When called for a statement, a spokesperson for Tesco Bank said that they “continue to work closely with the authorities and regulators in their investigation of the criminal incident that took place.”
In February 2017, the UK government launched the National Cyber Security Centre (NCSC), which aims to address the increasing threat of cyber security in the UK by working with UK organisations, businesses, and individuals; as well as improving incident response to minimise harm and help in recovery in the event of a breach. The NCSC declined to be interviewed for this article when reached for a comment.

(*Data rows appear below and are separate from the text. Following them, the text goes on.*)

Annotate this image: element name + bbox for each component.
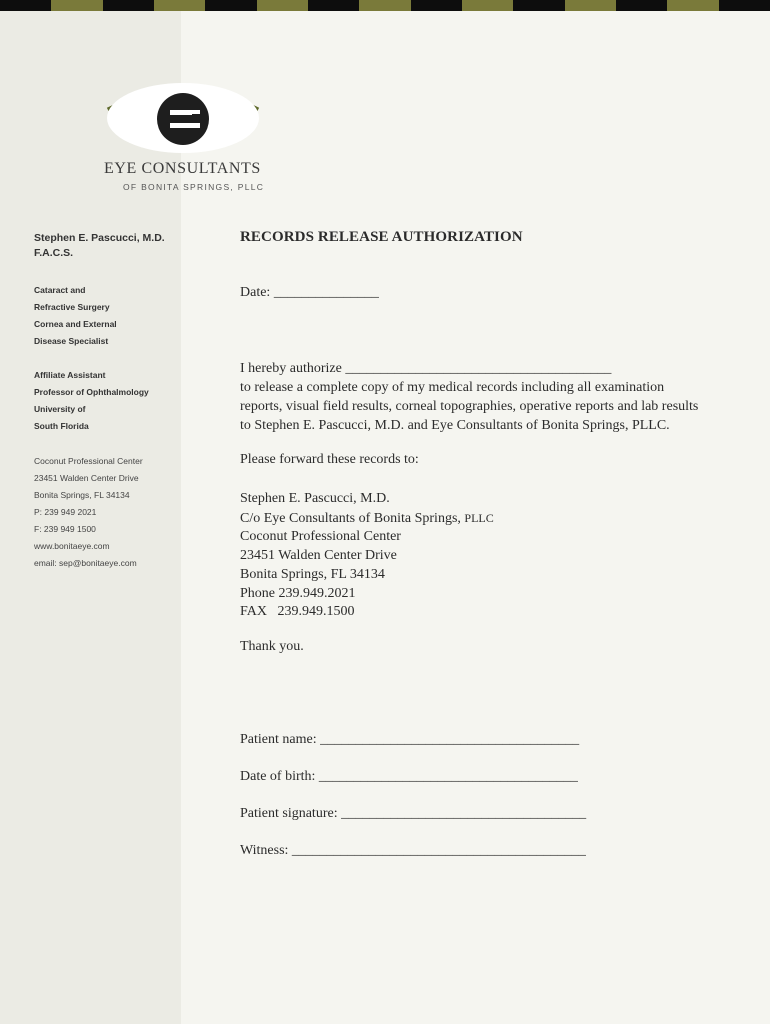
date-of-birth-field[interactable]: Date of birth: _____________________________________: [240, 769, 578, 784]
witness-field[interactable]: Witness: __________________________________________: [240, 843, 586, 858]
logo-subtitle: OF BONITA SPRINGS, PLLC: [123, 182, 265, 192]
mailing-address: Stephen E. Pascucci, M.D. C/o Eye Consultants of Bonita Springs, PLLC Coconut Professional Center 23451 Walden Center Drive Bonita Springs, FL 34134 Phone 239.949.2021 FAX 239.949.1500: [240, 491, 494, 620]
logo-title: EYE CONSULTANTS: [104, 160, 261, 177]
date-line: Date: _______________: [240, 285, 379, 300]
eye-logo-icon: [104, 80, 262, 156]
top-decorative-bar: [0, 0, 770, 11]
email-link: email: sep@bonitaeye.com: [34, 558, 137, 568]
document-heading: RECORDS RELEASE AUTHORIZATION: [240, 229, 523, 245]
authorization-paragraph: I hereby authorize ______________________________________ to release a complete copy of my medical records including all examination reports, visual field results, corneal topographies, operative reports and lab results to Stephen E. Pascucci, M.D. and Eye Consultants of Bonita Springs, PLLC.: [240, 361, 699, 433]
patient-name-field[interactable]: Patient name: _____________________________________: [240, 732, 580, 747]
affiliation: Affiliate Assistant Professor of Ophthalmology University of South Florida: [34, 370, 149, 431]
specialties: Cataract and Refractive Surgery Cornea and External Disease Specialist: [34, 285, 117, 346]
doctor-name: Stephen E. Pascucci, M.D. F.A.C.S.: [34, 232, 165, 259]
contact-info: Coconut Professional Center 23451 Walden Center Drive Bonita Springs, FL 34134 P: 239 949 2021 F: 239 949 1500 www.bonitaeye.com email: sep@bonitaeye.com: [34, 453, 174, 572]
forward-instruction: Please forward these records to:: [240, 452, 419, 467]
patient-signature-field[interactable]: Patient signature: ___________________________________: [240, 806, 587, 821]
thank-you: Thank you.: [240, 639, 304, 654]
website-link: www.bonitaeye.com: [34, 541, 110, 551]
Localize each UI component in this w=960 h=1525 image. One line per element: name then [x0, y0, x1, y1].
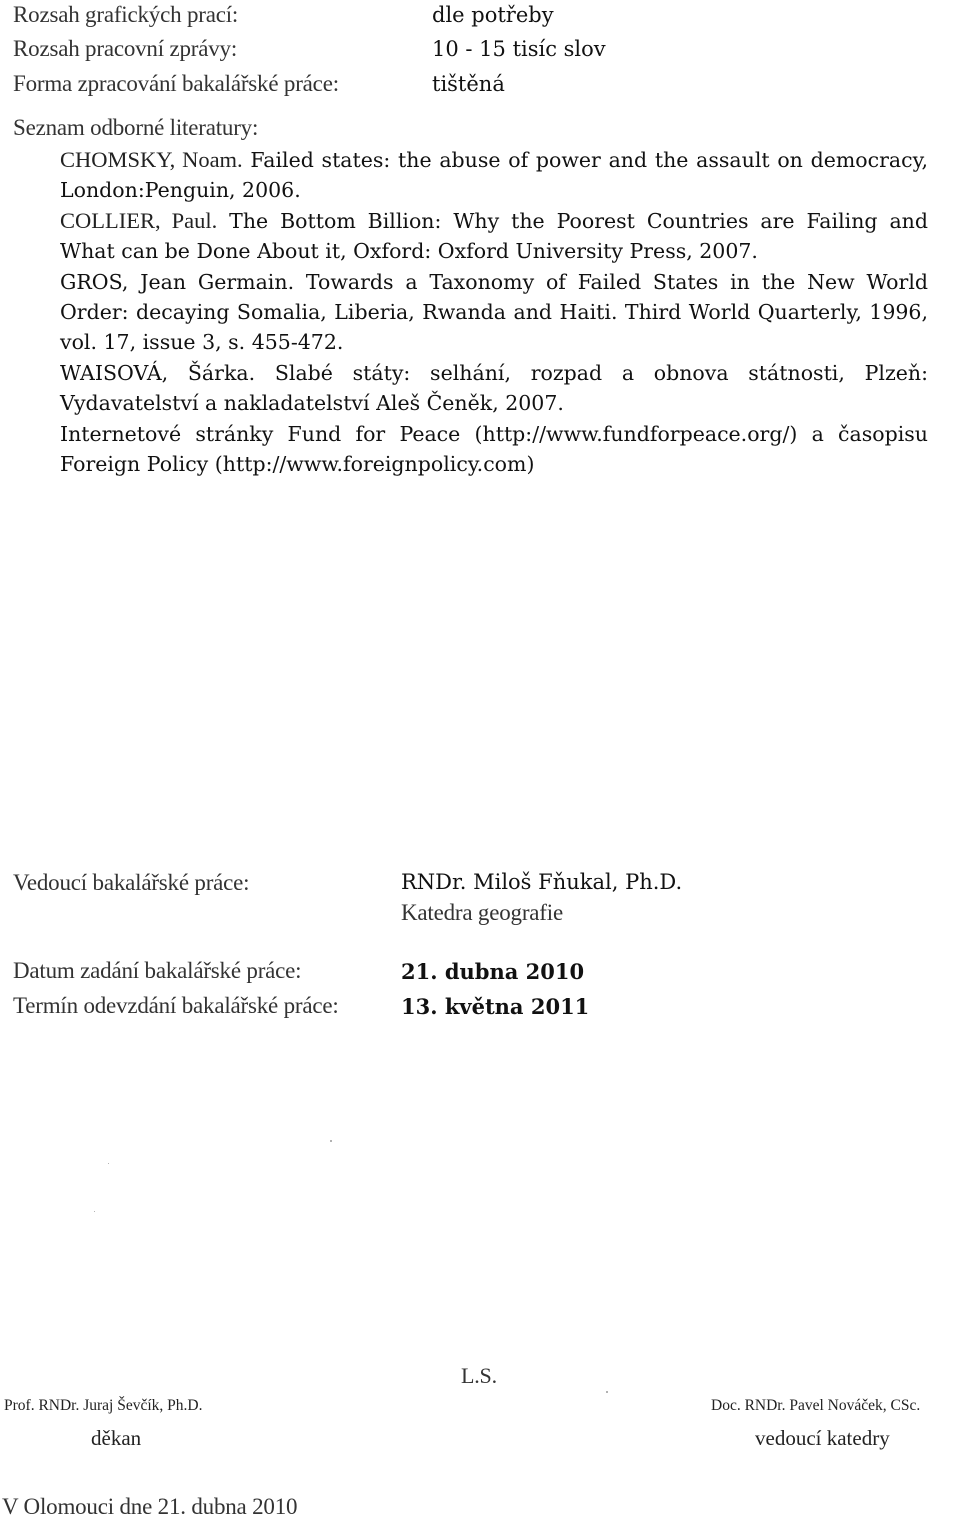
- reference-list: [60, 145, 928, 479]
- scan-speck: [108, 1163, 109, 1164]
- reference-text: The Bottom Billion: Why the Poorest Countries are Failing and What can be Done About it, Oxford: Oxford University Press, 2007.: [60, 208, 928, 264]
- reference-text: Slabé státy: selhání, rozpad a obnova státnosti, Plzeň: Vydavatelství a nakladatelství Aleš Čeněk, 2007.: [60, 360, 928, 416]
- reference-text: Failed states: the abuse of power and the assault on democracy, London:Penguin, 2006.: [60, 148, 928, 203]
- reference-item: [60, 419, 928, 480]
- reference-author: GROS, Jean Germain.: [60, 269, 295, 294]
- reference-text: Towards a Taxonomy of Failed States in the New World Order: decaying Somalia, Liberia, Rwanda and Haiti. Third World Quarterly, 1996, vol. 17, issue 3, s. 455-472.: [60, 269, 928, 355]
- supervisor-name: RNDr. Miloš Fňukal, Ph.D.: [401, 870, 683, 894]
- reference-text: Internetové stránky Fund for Peace (http://www.fundforpeace.org/) a časopisu Foreign Policy (http://www.foreignpolicy.com): [60, 421, 928, 477]
- dean-role: děkan: [91, 1426, 142, 1450]
- place-date: V Olomouci dne 21. dubna 2010: [2, 1494, 298, 1519]
- submission-date-label: Termín odevzdání bakalářské práce:: [13, 993, 339, 1018]
- seal-mark: L.S.: [461, 1363, 497, 1388]
- field-label-graphic-scope: Rozsah grafických prací:: [13, 2, 239, 27]
- assignment-date-label: Datum zadání bakalářské práce:: [13, 958, 302, 983]
- supervisor-label: Vedoucí bakalářské práce:: [13, 870, 250, 895]
- reference-item: [60, 358, 928, 419]
- assignment-date-value: 21. dubna 2010: [401, 959, 585, 984]
- reference-author: WAISOVÁ, Šárka.: [60, 360, 256, 385]
- dean-name: Prof. RNDr. Juraj Ševčík, Ph.D.: [4, 1397, 203, 1414]
- reference-item: [60, 206, 928, 267]
- field-label-report-scope: Rozsah pracovní zprávy:: [13, 36, 238, 61]
- field-value-graphic-scope: dle potřeby: [432, 3, 554, 27]
- reference-item: [60, 267, 928, 358]
- supervisor-department: Katedra geografie: [401, 900, 563, 925]
- literature-heading: Seznam odborné literatury:: [13, 115, 259, 140]
- field-value-thesis-form: tištěná: [432, 72, 505, 96]
- field-label-thesis-form: Forma zpracování bakalářské práce:: [13, 71, 339, 96]
- scan-speck: [330, 1140, 332, 1142]
- field-value-report-scope: 10 - 15 tisíc slov: [432, 37, 606, 61]
- reference-author: CHOMSKY, Noam.: [60, 147, 243, 172]
- reference-item: [60, 145, 928, 206]
- reference-author: COLLIER, Paul.: [60, 207, 218, 233]
- submission-date-value: 13. května 2011: [401, 994, 590, 1019]
- scan-speck: [94, 1211, 95, 1212]
- scan-speck: [606, 1391, 608, 1393]
- department-head-role: vedoucí katedry: [755, 1426, 890, 1450]
- department-head-name: Doc. RNDr. Pavel Nováček, CSc.: [711, 1397, 921, 1414]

In financial cyber security, the first lesson to learn — albeit a hard one — is that every bank can be breached. “Full stop,” emphasizes FireEye’s Boland. “The bank that gets breached doesn’t necessarily have a problem; they have a problem if they can’t get in control of the breach before there’s a business problem caused by it.” This is the situation financial institutions find themselves in as industries grow more digital – criminals, included.
Back on the 39th floor of the Digital Shadows office in London, James Chappell glances out the floor-to-ceiling windows with a view of the River Thames. In the distance, The Shard – a 95-storey steel and glass spire building – pierces through the horizon looming above the City’s offices and hundreds of local and foreign banks. “We’re becoming more digital in a way that we haven’t seen before so this is natural that some of these things happen,” says the technology officer. “But it seems the rate at which we innovate outstrips the rate at which we secure. And I don’t think that will ever change; that will always be the case.”